We developed RSFs for predators (Manly et al., 2002), where ‘used’ samples were the locations of predator-specific scats along transect lines and ‘available’ samples were random locations within a 50-m x 1.3-km linear distance centered on the scat. We used this linear distance because it was the average distance moved by black bears in a 24-hour period, which was the shortest 24-hr movement distance among the carnivore species being analyzed, and it standardized availability among predators (Spilker 2019). The 50-m width reflected the estimated detection distance of dog of scats. We sampled 10 random (available) points within the buffer around each scat location for a density of ~ 0.8 random points per km2, which is just under the 1 random point/km not uncommonly used in telemetry-based selection studies at the home-range scale (Hebblewhite and Merrill 2008; Mumma et al. 2017). We used an exponential RSF model deriving parameters using logistic regression (Johnson et al., 2006).

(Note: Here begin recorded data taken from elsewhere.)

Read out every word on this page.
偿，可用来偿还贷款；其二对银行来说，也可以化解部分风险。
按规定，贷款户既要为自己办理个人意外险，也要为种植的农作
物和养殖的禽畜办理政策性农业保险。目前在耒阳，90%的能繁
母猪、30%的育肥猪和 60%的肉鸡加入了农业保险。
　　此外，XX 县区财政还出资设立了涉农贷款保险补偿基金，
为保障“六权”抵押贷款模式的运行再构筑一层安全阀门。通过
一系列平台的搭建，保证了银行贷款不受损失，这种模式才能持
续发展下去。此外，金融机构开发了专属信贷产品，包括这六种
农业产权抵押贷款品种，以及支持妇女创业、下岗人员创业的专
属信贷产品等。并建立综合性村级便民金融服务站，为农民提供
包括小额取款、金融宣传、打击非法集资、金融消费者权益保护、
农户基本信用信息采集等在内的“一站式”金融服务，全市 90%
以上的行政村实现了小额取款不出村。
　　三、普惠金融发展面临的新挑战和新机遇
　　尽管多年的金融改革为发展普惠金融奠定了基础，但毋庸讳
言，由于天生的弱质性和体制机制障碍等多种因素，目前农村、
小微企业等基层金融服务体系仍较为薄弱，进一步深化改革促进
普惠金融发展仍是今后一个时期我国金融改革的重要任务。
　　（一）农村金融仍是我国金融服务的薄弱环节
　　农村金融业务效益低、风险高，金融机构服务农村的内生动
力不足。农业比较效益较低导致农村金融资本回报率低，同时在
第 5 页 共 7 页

We analyzed the contents of a subset of scats detected randomly selected from those detected in 2013 - 2016 for the presence of elk hair using either macroscopic analysis (n = 226) or DNA analysis (n = 250). For macroscopic analysis, we randomly selected 20 hairs from each scat, prepared hairs using standard methods (Ciucci et al., 1996), and identified the species based on characteristics of the hairs’ medulla, cuticle scale patterns, and scale margin distance using dichotomous keys (Moore et al., 1974; Kennedy & Carbyn, 1981). Three trained observers who analyzed the scats were subject to blind trials on known hairs, obtaining a minimum of 80% correct classification rate prior to analysis.
DNA was extracted from hair shafts using QIAGEN’s DNeasy Tissue kits (QIAGEN Inc., Valencia, USA). Polymerase chain reaction (PCR) was used to amplify DNA and prey species identification was confirmed via a partial sequence analysis of a hypervariable region of the mitochondrial 16S rRNA gene. This approach identified the most dominant prey species in the scat (i.e., based on the proportion of DNA); mixed samples where there was no dominant species (or equal amounts of DNA from each species) were re-run with ungulate-specific primers to determine if elk DNA was present.
Elk kill sites [elk_kills_2002to2016_summer.csv]
We captured and radio-collared adult female elk from 2001-2016 in February-March). During the years 2001-2012, captures were conducted using baited corral traps and aerial net-gunning. After 2013, all elk were captured using ground-darting from horseback. Elk were fitted with a Global Positioning System (GPS) and/or a Very High Frequency (VHF) collar to provide location and mortality data. Trained personnel visited mortality sites and determined cause of death as soon as mortality was detected (on average within 5.2 days (SE= 8.0), from Hebblewhite and Merrill (2011). Only predator kills that occured in summer months (May to September) are included in the dataset.